In asymptotic analysis, we have the following set of functions
\begin{align} O(g) &= \big\{ f:\mathbb{N}\to\mathbb{R} \,|\, \exists C \in \mathbb{R}^+, \, \exists N \in \mathbb{N}^+, \, \forall n\ge N \implies f(n)\le C \, g(n)\big\}, \\ \Omega(g) &= \big\{ f:\mathbb{N}\to\mathbb{R} \,|\, \exists C \in \mathbb{R}^+, \, \exists N \in \mathbb{N}^+, \, \forall n\ge N \implies C \, g(n) \le f(n) \big\}, \\ \Theta(g) &= \big\{ f:\mathbb{N}\to\mathbb{R} \,|\, \exists C_1,C_2 \in \mathbb{R}^+, \, \exists N \in \mathbb{N}^+, \forall n\ge N \implies C_1 \, g(n) \le f(n) \le C_2 \, g(n) \big\}. \end{align}
Intuitively speaking, for enough large $n$, $O(g)$ represents the set of all functions which are bounded above by $g$ and $\Omega(g)$ represents the set of all functions bounded below by $g:\mathbb{N}\to\mathbb{R}$. Furthermore, it is obvious that $\Theta(g) = O(g) \cap \Omega(g)$. Consider the following functions
$$f:n\to n, \qquad g: n \to n^2|\sin(n)|.$$
I want to investigate the assertions $f \in O(g)$ and $f \in \Omega(g)$ for the aforementioned functions. For $f\in\Omega(g)$ to hold, it is required that
$$C \, n^2|\sin(n)|\le n \iff n|\sin(n)| \le \frac{1}{C}. \tag{1}$$
Intuitively, we can say that $n|\sin(n)|$ is not bounded above by any constant value. However, I couldn't write down a nice mathematical argument for it. For $f\in O(g)$ to hold, it is required that
$$n \le C \, n^2|\sin(n)| \iff \frac{1}{C} \le n|\sin(n)|, \tag{2}$$
which is equivalent to asking whether $n|\sin(n)|$ has a positive lower bound or not. Again, I couldn't write down a precise mathematical argument for this one. For both cases, it would be easy to write such an argument if $n\in\mathbb{R}^+$ by choosing $n$ to be $2k\frac{\pi}{2}$ or $(2k+1)\frac{\pi}{2}$. Below is also a graphical illustration for the case of $n\in\mathbb{R}^+$. However, we know that $n\in\mathbb{N}$.

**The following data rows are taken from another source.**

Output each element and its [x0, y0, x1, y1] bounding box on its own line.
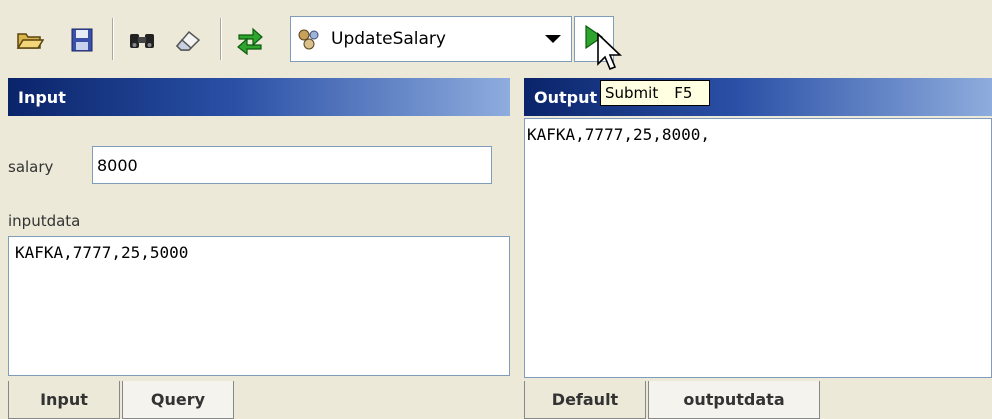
input-panel: Input salary inputdata KAFKA,7777,25,500… [0, 72, 516, 419]
tab-input[interactable]: Input [8, 381, 120, 419]
chevron-down-icon[interactable] [535, 34, 571, 44]
output-tabstrip: Default outputdata [524, 379, 992, 419]
tooltip-shortcut: F5 [674, 84, 693, 102]
tab-query-label: Query [150, 390, 206, 409]
tab-default-label: Default [551, 390, 619, 409]
eraser-icon[interactable] [172, 24, 204, 56]
inputdata-label: inputdata [8, 212, 81, 230]
binoculars-icon[interactable] [126, 24, 158, 56]
tab-default[interactable]: Default [524, 381, 646, 419]
tooltip-label: Submit [605, 84, 659, 102]
mouse-cursor-icon [597, 32, 622, 71]
salary-input[interactable] [92, 146, 492, 184]
input-panel-title: Input [18, 87, 66, 107]
output-panel: Output KAFKA,7777,25,8000, Default outpu… [516, 72, 992, 419]
operation-select[interactable]: UpdateSalary [290, 16, 572, 62]
submit-tooltip: Submit F5 [600, 80, 710, 106]
input-form: salary inputdata KAFKA,7777,25,5000 [8, 118, 510, 377]
tab-outputdata-label: outputdata [683, 390, 785, 409]
inputdata-textarea[interactable]: KAFKA,7777,25,5000 [8, 236, 510, 376]
output-textarea[interactable]: KAFKA,7777,25,8000, [524, 118, 992, 378]
tab-input-label: Input [40, 390, 88, 409]
input-panel-header: Input [8, 78, 510, 116]
operation-icon [291, 16, 327, 62]
salary-label: salary [8, 158, 54, 176]
operation-select-value: UpdateSalary [331, 29, 446, 49]
toolbar-separator [112, 18, 114, 60]
tab-query[interactable]: Query [122, 381, 234, 419]
toolbar-separator [220, 18, 222, 60]
output-panel-header: Output [524, 78, 992, 116]
save-disk-icon[interactable] [66, 24, 98, 56]
tab-outputdata[interactable]: outputdata [648, 381, 820, 419]
toolbar: UpdateSalary [0, 0, 992, 72]
output-panel-title: Output [534, 87, 598, 107]
refresh-arrows-icon[interactable] [234, 24, 266, 56]
open-folder-icon[interactable] [14, 24, 46, 56]
input-tabstrip: Input Query [8, 379, 510, 419]
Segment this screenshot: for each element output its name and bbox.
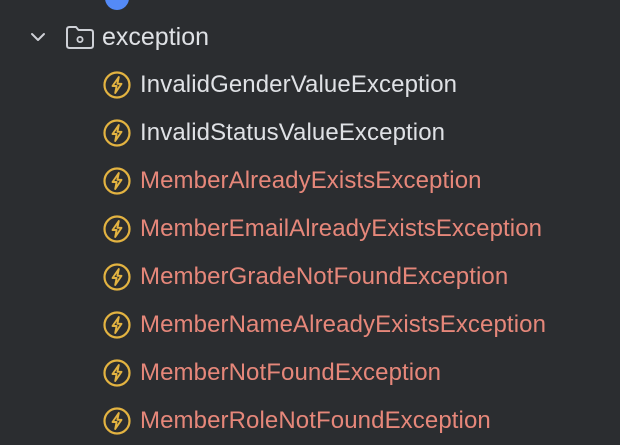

Hint: Since $\pi$ is irrational you can find arbitrarily large integers $n$ and $m$ such that $$|m \pi - n| < 1/m$$ This is a result of the Dirichlet's approximation theorem or Diophantine approximation.
Now show this $n$ is close enough to $m \pi$ so that $n \sin n$ is small for such $n$ (in particular bounded).
Now for the same values of $n$ show that $\sin(n+1)$ is not too small so $(n+1) \sin(n+1)$ is big.